Santino ricordava che anche la condanna subita nel 2004 da Giovanni Impastato, per le sue dichiarazioni a tutela della memoria del fratello, "costantemente infangata dal difensore di Badalamenti nel corso del processo conclusosi con la condanna all'ergastolo dell'imputato, si inscrive in una prassi che vede l'uso della giustizia civile come il terreno privilegiato per operare rivalse e ritorsioni", mentre, come dimostra l'assoluzione dello storico Giuseppe Casarrubea nel processo penale in seguito a querela dell'ex capitano Giallombardo "Il giudizio penale si svolge con dibattimento pubblico che offre maggiori possibilità di approfondimento e di confronto".

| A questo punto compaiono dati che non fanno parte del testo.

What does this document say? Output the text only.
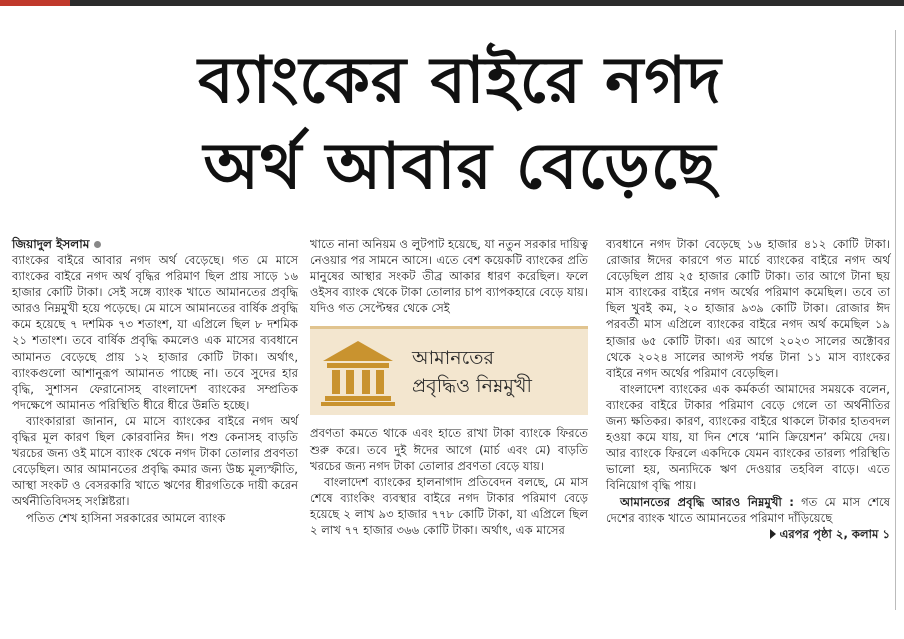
ব্যাংকের বাইরে নগদ
অর্থ আবার বেড়েছে
জিয়াদুল ইসলাম

ব্যাংকের বাইরে আবার নগদ অর্থ বেড়েছে। গত মে মাসে ব্যাংকের বাইরে নগদ অর্থ বৃদ্ধির পরিমাণ ছিল প্রায় সাড়ে ১৬ হাজার কোটি টাকা। সেই সঙ্গে ব্যাংক খাতে আমানতের প্রবৃদ্ধি আরও নিম্নমুখী হয়ে পড়েছে। মে মাসে আমানতের বার্ষিক প্রবৃদ্ধি কমে হয়েছে ৭ দশমিক ৭৩ শতাংশ, যা এপ্রিলে ছিল ৮ দশমিক ২১ শতাংশ। তবে বার্ষিক প্রবৃদ্ধি কমলেও এক মাসের ব্যবধানে আমানত বেড়েছে প্রায় ১২ হাজার কোটি টাকা। অর্থাৎ, ব্যাংকগুলো আশানুরূপ আমানত পাচ্ছে না। তবে সুদের হার বৃদ্ধি, সুশাসন ফেরানোসহ বাংলাদেশ ব্যাংকের সম্প্রতিক পদক্ষেপে আমানত পরিস্থিতি ধীরে ধীরে উন্নতি হচ্ছে।

ব্যাংকারারা জানান, মে মাসে ব্যাংকের বাইরে নগদ অর্থ বৃদ্ধির মূল কারণ ছিল কোরবানির ঈদ। পশু কেনাসহ বাড়তি খরচের জন্য ওই মাসে ব্যাংক থেকে নগদ টাকা তোলার প্রবণতা বেড়েছিল। আর আমানতের প্রবৃদ্ধি কমার জন্য উচ্চ মূল্যস্ফীতি, আস্থা সংকট ও বেসরকারি খাতে ঋণের ধীরগতিকে দায়ী করেন অর্থনীতিবিদসহ সংশ্লিষ্টরা।

পতিত শেখ হাসিনা সরকারের আমলে ব্যাংক

খাতে নানা অনিয়ম ও লুটপাট হয়েছে, যা নতুন সরকার দায়িত্ব নেওয়ার পর সামনে আসে। এতে বেশ কয়েকটি ব্যাংকের প্রতি মানুষের আস্থার সংকট তীব্র আকার ধারণ করেছিল। ফলে ওইসব ব্যাংক থেকে টাকা তোলার চাপ ব্যাপকহারে বেড়ে যায়। যদিও গত সেপ্টেম্বর থেকে সেই

আমানতের
প্রবৃদ্ধিও নিম্নমুখী

প্রবণতা কমতে থাকে এবং হাতে রাখা টাকা ব্যাংকে ফিরতে শুরু করে। তবে দুই ঈদের আগে (মার্চ এবং মে) বাড়তি খরচের জন্য নগদ টাকা তোলার প্রবণতা বেড়ে যায়।

বাংলাদেশ ব্যাংকের হালনাগাদ প্রতিবেদন বলছে, মে মাস শেষে ব্যাংকিং ব্যবস্থার বাইরে নগদ টাকার পরিমাণ বেড়ে হয়েছে ২ লাখ ৯৩ হাজার ৭৭৮ কোটি টাকা, যা এপ্রিলে ছিল ২ লাখ ৭৭ হাজার ৩৬৬ কোটি টাকা। অর্থাৎ, এক মাসের

ব্যবধানে নগদ টাকা বেড়েছে ১৬ হাজার ৪১২ কোটি টাকা। রোজার ঈদের কারণে গত মার্চে ব্যাংকের বাইরে নগদ অর্থ বেড়েছিল প্রায় ২৫ হাজার কোটি টাকা। তার আগে টানা ছয় মাস ব্যাংকের বাইরে নগদ অর্থের পরিমাণ কমেছিল। তবে তা ছিল খুবই কম, ২০ হাজার ৯৩৯ কোটি টাকা। রোজার ঈদ পরবর্তী মাস এপ্রিলে ব্যাংকের বাইরে নগদ অর্থ কমেছিল ১৯ হাজার ৬৫ কোটি টাকা। এর আগে ২০২৩ সালের অক্টোবর থেকে ২০২৪ সালের আগস্ট পর্যন্ত টানা ১১ মাস ব্যাংকের বাইরে নগদ অর্থের পরিমাণ বেড়েছিল।

বাংলাদেশ ব্যাংকের এক কর্মকর্তা আমাদের সময়কে বলেন, ব্যাংকের বাইরে টাকার পরিমাণ বেড়ে গেলে তা অর্থনীতির জন্য ক্ষতিকর। কারণ, ব্যাংকের বাইরে থাকলে টাকার হাতবদল হওয়া কমে যায়, যা দিন শেষে ‘মানি ক্রিয়েশন’ কমিয়ে দেয়। আর ব্যাংকে ফিরলে একদিকে যেমন ব্যাংকের তারল্য পরিস্থিতি ভালো হয়, অন্যদিকে ঋণ দেওয়ার তহবিল বাড়ে। এতে বিনিয়োগ বৃদ্ধি পায়।

আমানতের প্রবৃদ্ধি আরও নিম্নমুখী : গত মে মাস শেষে দেশের ব্যাংক খাতে আমানতের পরিমাণ দাঁড়িয়েছে

এরপর পৃষ্ঠা ২, কলাম ১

Al di la' del merito della specifica vicenda, come ricordato piu' volte in questo sito va considerato infatti anche che nel giudizio penale la presenza del PM assicura la possibilita' di effettuare indagini penali sullo stesso querelante, ed e' uno dei motivi per cui questa strada viene esclusa in moltissimi casi di presunta diffamazione, mentre gli onerosi risarcimenti richiesti (e spesso comminati) in sede civile, ma anche soltanto la minaccia di questi, garantiscono una pressione fortissima su giornalisti, scrittori e piccole testate che, al di la' della convinzione di star bene operando non sarebbero in grado di farvi fronte.